Tuesday, April 14, 2026

A prairie town in Oklahoma is slated to become the country's biggest aluminum producer

The Inola smelter is expected to produce 750,000 tonnes 
of aluminum per year. (Modern Metals photo)
"Hay Capital of the World" is how many residents of Inola, Oklahoma, describe their small town of roughly 1,800 people. But these locals could "soon have another moniker to consider: America’s Aluminum Epicenter," reports Ryan Dezember of The Wall Street Journal. The prairie town was "selected as the site for the first new aluminum smelter in the U.S. since 1980. Construction is expected to cost more than $4 billion and begin by year-end. It is expected to employ about 1,000 workers once complete."
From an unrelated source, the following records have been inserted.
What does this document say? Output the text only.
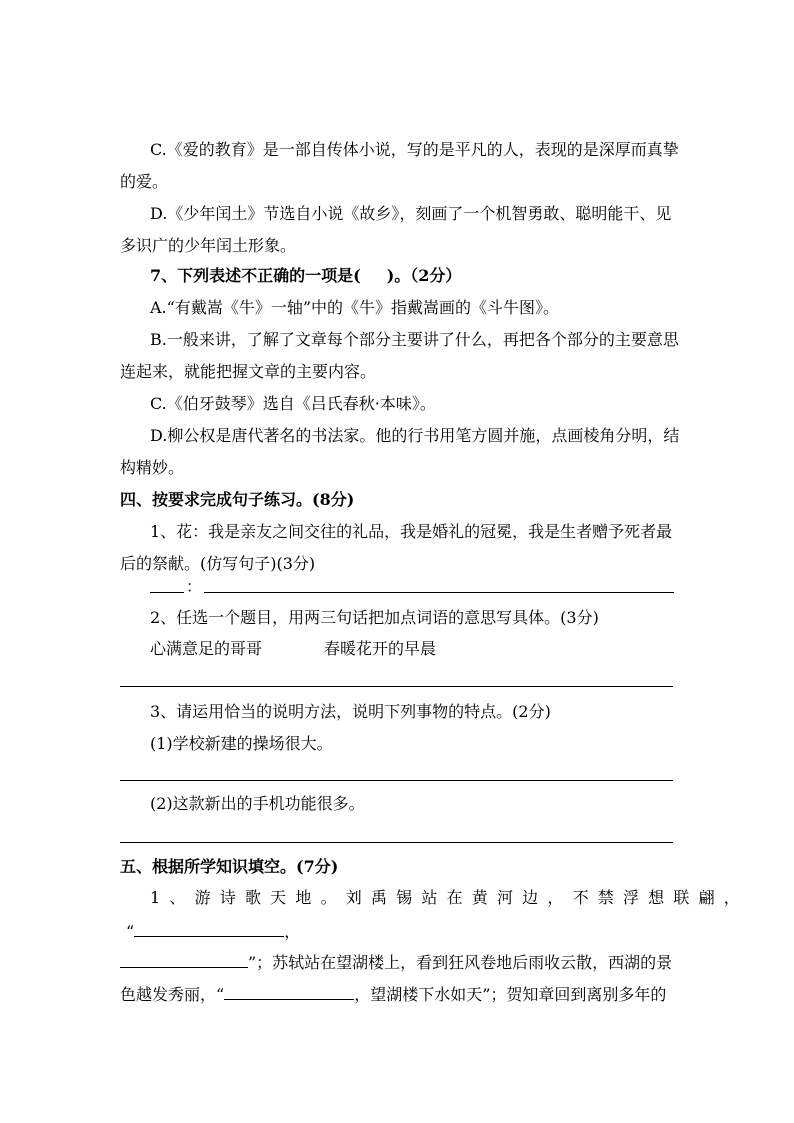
C.《爱的教育》是一部自传体小说，写的是平凡的人，表现的是深厚而真挚
的爱。
D.《少年闰土》节选自小说《故乡》，刻画了一个机智勇敢、聪明能干、见
多识广的少年闰土形象。
7、下列表述不正确的一项是( )。（2分）
A.“有戴嵩《牛》一轴”中的《牛》指戴嵩画的《斗牛图》。
B.一般来讲，了解了文章每个部分主要讲了什么，再把各个部分的主要意思
连起来，就能把握文章的主要内容。
C.《伯牙鼓琴》选自《吕氏春秋·本味》。
D.柳公权是唐代著名的书法家。他的行书用笔方圆并施，点画棱角分明，结
构精妙。
四、按要求完成句子练习。(8分)
1、花：我是亲友之间交往的礼品，我是婚礼的冠冕，我是生者赠予死者最
后的祭献。(仿写句子)(3分)
：
2、任选一个题目，用两三句话把加点词语的意思写具体。(3分)
心满意足的哥哥	春暖花开的早晨
3、请运用恰当的说明方法，说明下列事物的特点。(2分)
(1)学校新建的操场很大。
(2)这款新出的手机功能很多。
五、根据所学知识填空。(7分)
1、游诗歌天地。刘禹锡站在黄河边，不禁浮想联翩，
“	，
”；苏轼站在望湖楼上，看到狂风卷地后雨收云散，西湖的景
色越发秀丽，“	，望湖楼下水如天”；贺知章回到离别多年的
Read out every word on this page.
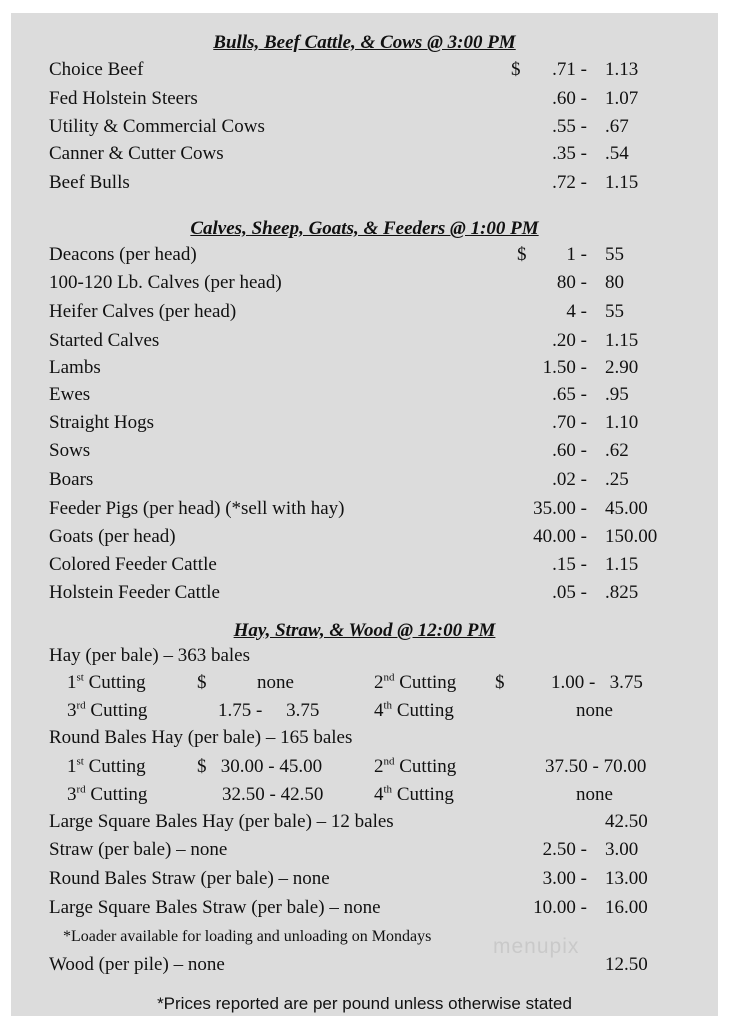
Bulls, Beef Cattle, & Cows @ 3:00 PM
Choice Beef	$	.71 - 1.13
Fed Holstein Steers	.60 - 1.07
Utility & Commercial Cows	.55 - .67
Canner & Cutter Cows	.35 - .54
Beef Bulls	.72 - 1.15
Calves, Sheep, Goats, & Feeders @ 1:00 PM
Deacons (per head)	$	1 - 55
100-120 Lb. Calves (per head)	80 - 80
Heifer Calves (per head)	4 - 55
Started Calves	.20 - 1.15
Lambs	1.50 - 2.90
Ewes	.65 - .95
Straight Hogs	.70 - 1.10
Sows	.60 - .62
Boars	.02 - .25
Feeder Pigs (per head) (*sell with hay)	35.00 - 45.00
Goats (per head)	40.00 - 150.00
Colored Feeder Cattle	.15 - 1.15
Holstein Feeder Cattle	.05 - .825
Hay, Straw, & Wood @ 12:00 PM
Hay (per bale) – 363 bales
1st Cutting	$	none	2nd Cutting $ 1.00 -   3.75
3rd Cutting	1.75 -     3.75	4th Cutting	none
Round Bales Hay (per bale) – 165 bales
1st Cutting	$   30.00 - 45.00	2nd Cutting	37.50 - 70.00
3rd Cutting	32.50 - 42.50	4th Cutting	none
Large Square Bales Hay (per bale) – 12 bales	42.50
Straw (per bale) – none	2.50 - 3.00
Round Bales Straw (per bale) – none	3.00 - 13.00
Large Square Bales Straw (per bale) – none	10.00 - 16.00
*Loader available for loading and unloading on Mondays
Wood (per pile) – none	12.50
*Prices reported are per pound unless otherwise stated
menupix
Over the past 50 years, the U.S. relinquished its dominance in primary aluminum production to China, as American producers closed their smelters amid rising electricity costs. Dezember adds, "A smelter can consume as much power as a large U.S. city."

Currently, U.S. businesses import most of their aluminum. The country has "just four smelters [that] make the primary aluminum necessary in many defense and aerospace applications," Dezember writes. "The planned smelter would more than double the U.S.’s smelting capacity."

 

Before choosing the Inola site, Emirates Global Aluminum (EGA) and Chicago-based Century Aluminum, the two companies behind the smelter project, considered "45 sites in more than two dozen states," Dezember reports. "Electricity costs, which make up more than one-third of production expenses, were paramount."

McClellan-Kerr Arkansas River Navigation System, in green, is the 
most westerly inland river system in the U.S. (ODOT map)

In addition to affordable electricity from natural gas and hydropower, the Inola location offered
"business-friendly regulation, an ice-free port deep inland, as well as an aerospace industry and other big aluminum consumers," Dezember explains. The Inola smelter site is also near the McClellan-Kerr Arkansas River Navigation System, which connects New Orleans to the Great Plains by way of the Mississippi River.

EGA and Century Aluminum say the smelter "will take at least three years to build," Dezember reports. Once completed, the smelter is expected to run for decades.